Penggusuran pada era Ahok, kata Rizal, bukan hanya sering terjadi, tapi juga dilakukan dengan pendekatan kekerasan, stigatisasi, bahkan teror. Ia menuding Ahok tak mengedepankan dialog sebelum menggusur.
“Sejarah penggusuran yang paling rutin dan tanpa pendekatan kemanusiaan, justru terjadi sekarang. Periode Ahok penggusuran paling brutal dalam sejarah,” ujar Rizal di Serang, Jumat 29 April 2016.
Pun ganti rugi dan jaminan atas kehidupan dan pekerjaan warga yang digusur, menurut Rizal, tidak dipikirkan oleh gubernur.
“Ini lembaran paling hitam dalam sejarah penggusuran, bagaimana pemerintah hadir dalam wajah yang paling menyeramkan,” kata Rizal.
Rizal mencatat, kasus penggusuran pertama di Jakarta yang bermasalah terjadi pada masa penjajahan. Ketika itu, pemerintah kolonial Belanda banyak merampas tanah rakyat pribumi untuk membangun Kompleks Menteng.
Penggusuran dilakukan tanpa pertanggungjawaban. Kasus itu mencuat pada 1930-an. Husni Thamrin –pahlawan nasional asal Betawi yang berayahkan seorang Belanda dan beribukan Betawi– pun kala itu ikut menggugat.
Sementara di masa Orde Lama, penggusuran dimulai pada masa Wali Kota Sudiro.

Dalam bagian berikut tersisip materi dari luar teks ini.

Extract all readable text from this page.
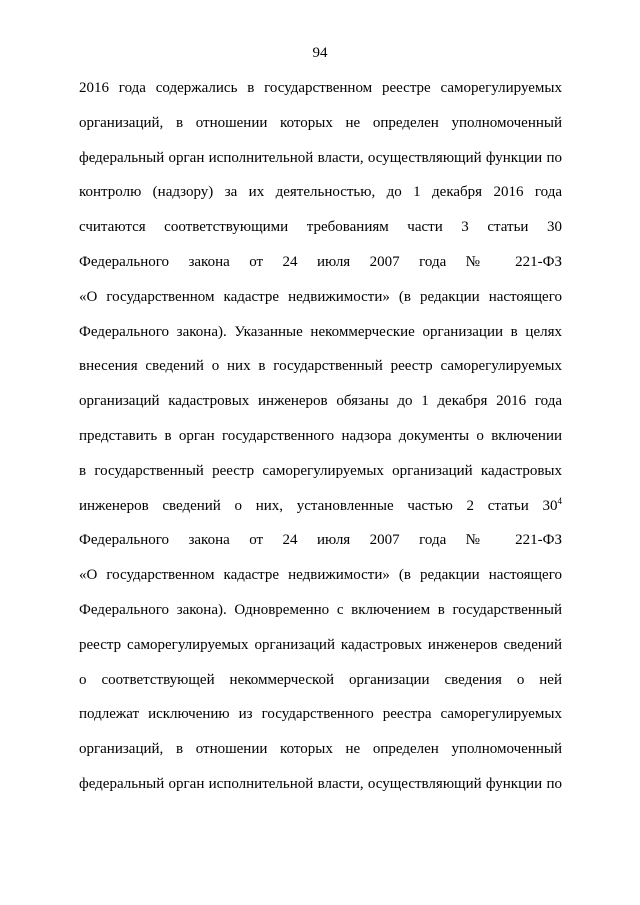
94
2016 года содержались в государственном реестре саморегулируемых
организаций, в отношении которых не определен уполномоченный
федеральный орган исполнительной власти, осуществляющий функции по
контролю (надзору) за их деятельностью, до 1 декабря 2016 года
считаются соответствующими требованиям части 3 статьи 30
Федерального закона от 24 июля 2007 года № 221-ФЗ
«О государственном кадастре недвижимости» (в редакции настоящего
Федерального закона). Указанные некоммерческие организации в целях
внесения сведений о них в государственный реестр саморегулируемых
организаций кадастровых инженеров обязаны до 1 декабря 2016 года
представить в орган государственного надзора документы о включении
в государственный реестр саморегулируемых организаций кадастровых
инженеров сведений о них, установленные частью 2 статьи $30^4$
Федерального закона от 24 июля 2007 года № 221-ФЗ
«О государственном кадастре недвижимости» (в редакции настоящего
Федерального закона). Одновременно с включением в государственный
реестр саморегулируемых организаций кадастровых инженеров сведений
о соответствующей некоммерческой организации сведения о ней
подлежат исключению из государственного реестра саморегулируемых
организаций, в отношении которых не определен уполномоченный
федеральный орган исполнительной власти, осуществляющий функции по
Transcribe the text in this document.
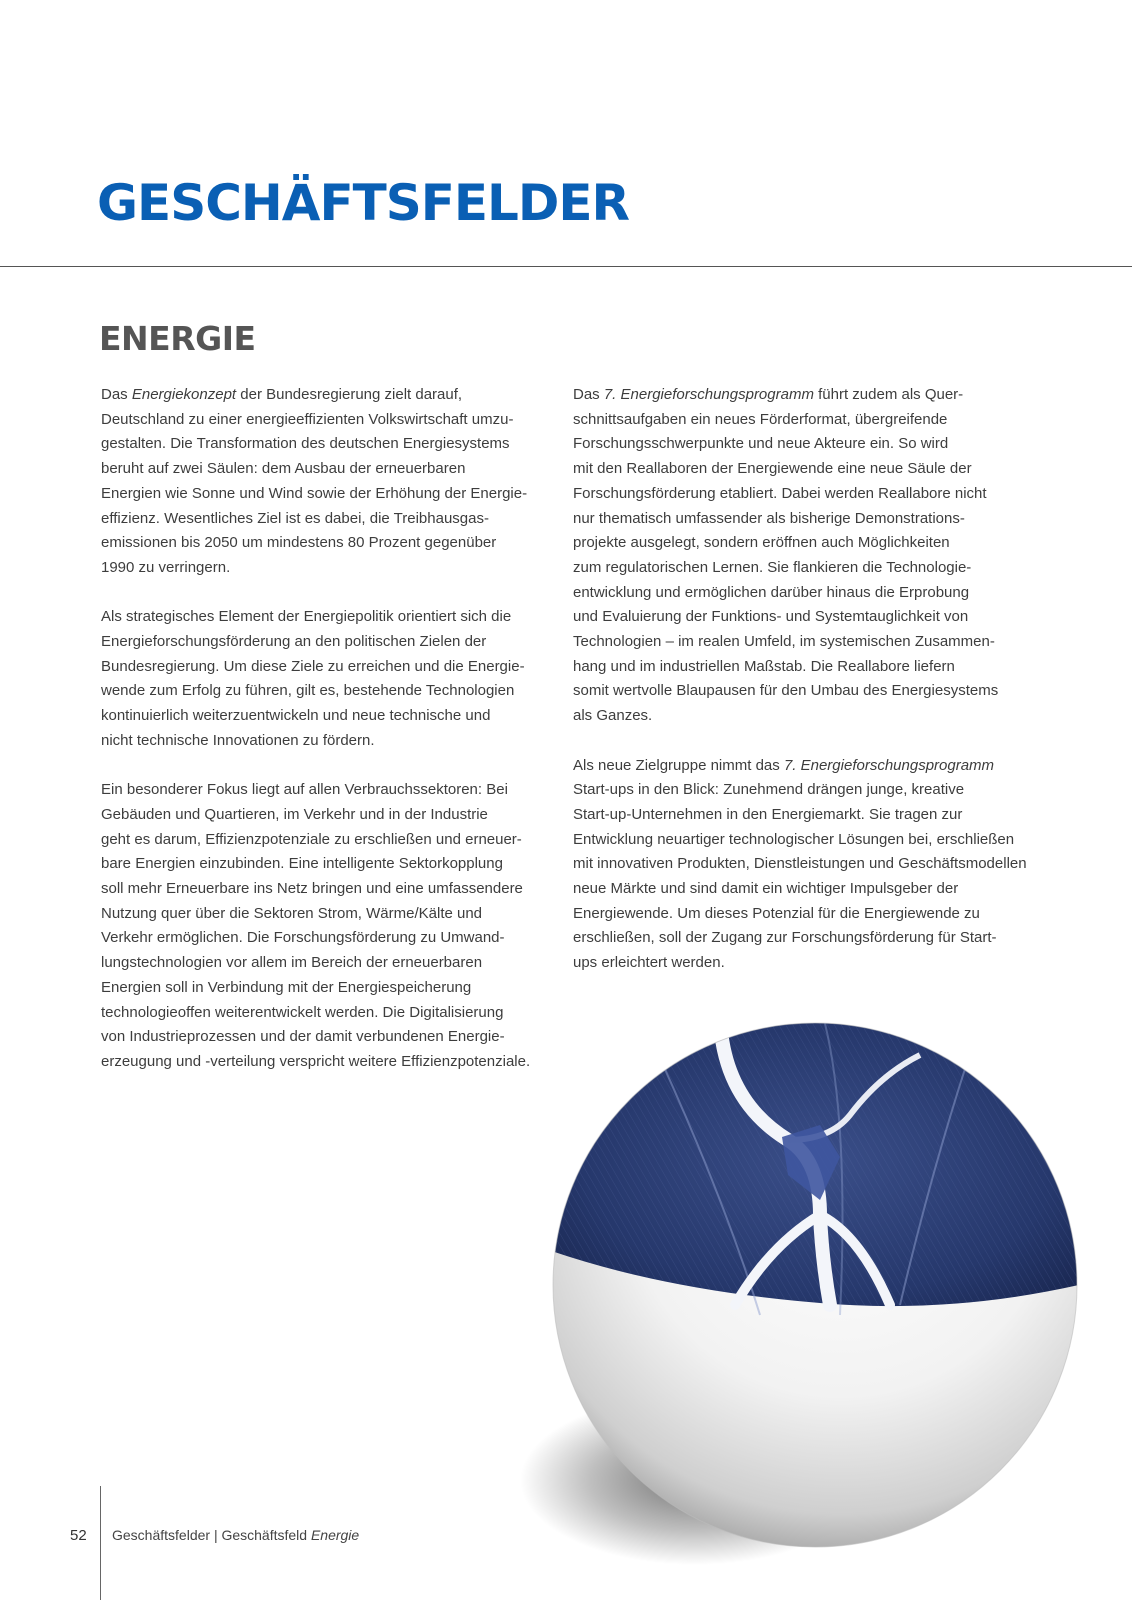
GESCHÄFTSFELDER
ENERGIE

Das Energiekonzept der Bundesregierung zielt darauf,
Deutschland zu einer energieeffizienten Volkswirtschaft umzu-
gestalten. Die Transformation des deutschen Energiesystems
beruht auf zwei Säulen: dem Ausbau der erneuerbaren
Energien wie Sonne und Wind sowie der Erhöhung der Energie-
effizienz. Wesentliches Ziel ist es dabei, die Treibhausgas-
emissionen bis 2050 um mindestens 80 Prozent gegenüber
1990 zu verringern.

Als strategisches Element der Energiepolitik orientiert sich die
Energieforschungsförderung an den politischen Zielen der
Bundesregierung. Um diese Ziele zu erreichen und die Energie-
wende zum Erfolg zu führen, gilt es, bestehende Technologien
kontinuierlich weiterzuentwickeln und neue technische und
nicht technische Innovationen zu fördern.

Ein besonderer Fokus liegt auf allen Verbrauchssektoren: Bei
Gebäuden und Quartieren, im Verkehr und in der Industrie
geht es darum, Effizienzpotenziale zu erschließen und erneuer-
bare Energien einzubinden. Eine intelligente Sektorkopplung
soll mehr Erneuerbare ins Netz bringen und eine umfassendere
Nutzung quer über die Sektoren Strom, Wärme/Kälte und
Verkehr ermöglichen. Die Forschungsförderung zu Umwand-
lungstechnologien vor allem im Bereich der erneuerbaren
Energien soll in Verbindung mit der Energiespeicherung
technologieoffen weiterentwickelt werden. Die Digitalisierung
von Industrieprozessen und der damit verbundenen Energie-
erzeugung und -verteilung verspricht weitere Effizienzpotenziale.

Das 7. Energieforschungsprogramm führt zudem als Quer-
schnittsaufgaben ein neues Förderformat, übergreifende
Forschungsschwerpunkte und neue Akteure ein. So wird
mit den Reallaboren der Energiewende eine neue Säule der
Forschungsförderung etabliert. Dabei werden Reallabore nicht
nur thematisch umfassender als bisherige Demonstrations-
projekte ausgelegt, sondern eröffnen auch Möglichkeiten
zum regulatorischen Lernen. Sie flankieren die Technologie-
entwicklung und ermöglichen darüber hinaus die Erprobung
und Evaluierung der Funktions- und Systemtauglichkeit von
Technologien – im realen Umfeld, im systemischen Zusammen-
hang und im industriellen Maßstab. Die Reallabore liefern
somit wertvolle Blaupausen für den Umbau des Energiesystems
als Ganzes.

Als neue Zielgruppe nimmt das 7. Energieforschungsprogramm
Start-ups in den Blick: Zunehmend drängen junge, kreative
Start-up-Unternehmen in den Energiemarkt. Sie tragen zur
Entwicklung neuartiger technologischer Lösungen bei, erschließen
mit innovativen Produkten, Dienstleistungen und Geschäftsmodellen
neue Märkte und sind damit ein wichtiger Impulsgeber der
Energiewende. Um dieses Potenzial für die Energiewende zu
erschließen, soll der Zugang zur Forschungsförderung für Start-
ups erleichtert werden.

52 Geschäftsfelder | Geschäftsfeld Energie
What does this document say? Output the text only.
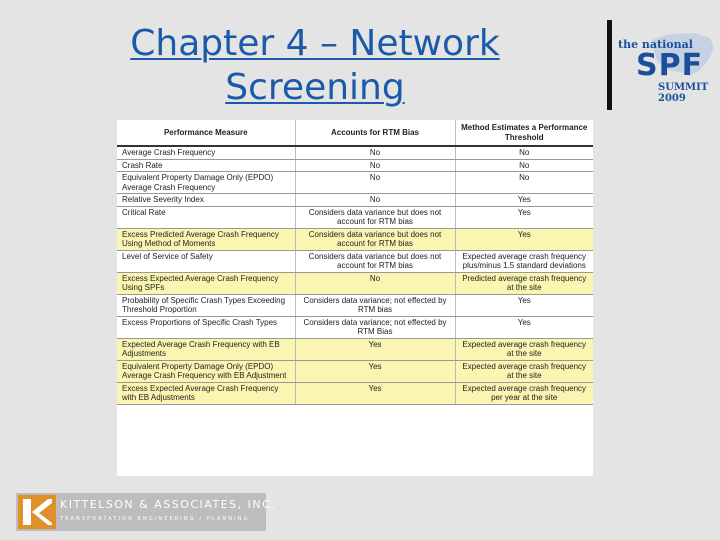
Chapter 4 – Network
Screening
the national
SPF
SUMMIT 2009
Performance Measure	Accounts for RTM Bias	Method Estimates a Performance Threshold
Average Crash Frequency	No	No
Crash Rate	No	No
Equivalent Property Damage Only (EPDO) Average Crash Frequency	No	No
Relative Severity Index	No	Yes
Critical Rate	Considers data variance but does not account for RTM bias	Yes
Excess Predicted Average Crash Frequency Using Method of Moments	Considers data variance but does not account for RTM bias	Yes
Level of Service of Safety	Considers data variance but does not account for RTM bias	Expected average crash frequency plus/minus 1.5 standard deviations
Excess Expected Average Crash Frequency Using SPFs	No	Predicted average crash frequency at the site
Probability of Specific Crash Types Exceeding Threshold Proportion	Considers data variance; not effected by RTM bias	Yes
Excess Proportions of Specific Crash Types	Considers data variance; not effected by RTM Bias	Yes
Expected Average Crash Frequency with EB Adjustments	Yes	Expected average crash frequency at the site
Equivalent Property Damage Only (EPDO) Average Crash Frequency with EB Adjustment	Yes	Expected average crash frequency at the site
Excess Expected Average Crash Frequency with EB Adjustments	Yes	Expected average crash frequency per year at the site
KITTELSON & ASSOCIATES, INC.
TRANSPORTATION ENGINEERING / PLANNING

Saat itu Satuan Polisi Pamong Praja mulai hadir pada aksi-aksi penggusuran era 1950-an. Salah satunya di kawasan Hotel Indonesia. Bung Hatta saat itu bahkan sempat melayangkan protes.
Bagi Rizal, yang menarik adalah penggusuran di kawasan Senayan untuk membangun Kompleks Gelora Bung Karno. Presiden Sukarno turun langsung dalam rencana pembangunan dan penggusuran itu.
Setelah menemukan tempat yang tepat melalui potret udara di pesawat, Bung Karno mendatangi sahabatnya Haji Muntako untuk berdialog. Dia meminta agar para sesepuh dan orang yang dianggap berpengaruh di Senayan dikumpulkan untuk sosialisasi rencana pembangunan.
“Bung Karno berdialog tentang rencana itu, sampai pohonnya dihitung. Bukan hanya tanah, tapi pohon dan buahnya pun dibayar. Disediakan tempat baru buat warga di Tebet. Diganti semua dan sangat manusiawi,” kata Rizal.
Sementara pada Orde Baru, pembangunan gencar dilakukan. Gubernur Ali Sadikin tidak lepas dari aksi menggusur. Namun, menurut Rizal, Bang Ali menggunakan cara-cara persuasif dan penuh dialog.
Ali memperhatikan ganti rugi dan kebutuhan warga sebelum tempat tinggal mereka digusur, sehingga warga menerima program pembangunan kala itu. Bahkan ada warga yang dengan sukarela mewakafkan tanah mereka.
“Justru penggusuran paling tidak manusia itu dilakukan di masa ini, di mana nilai-nilai kemanusiaan menjadi mahkota reformasi,” kata Rizal.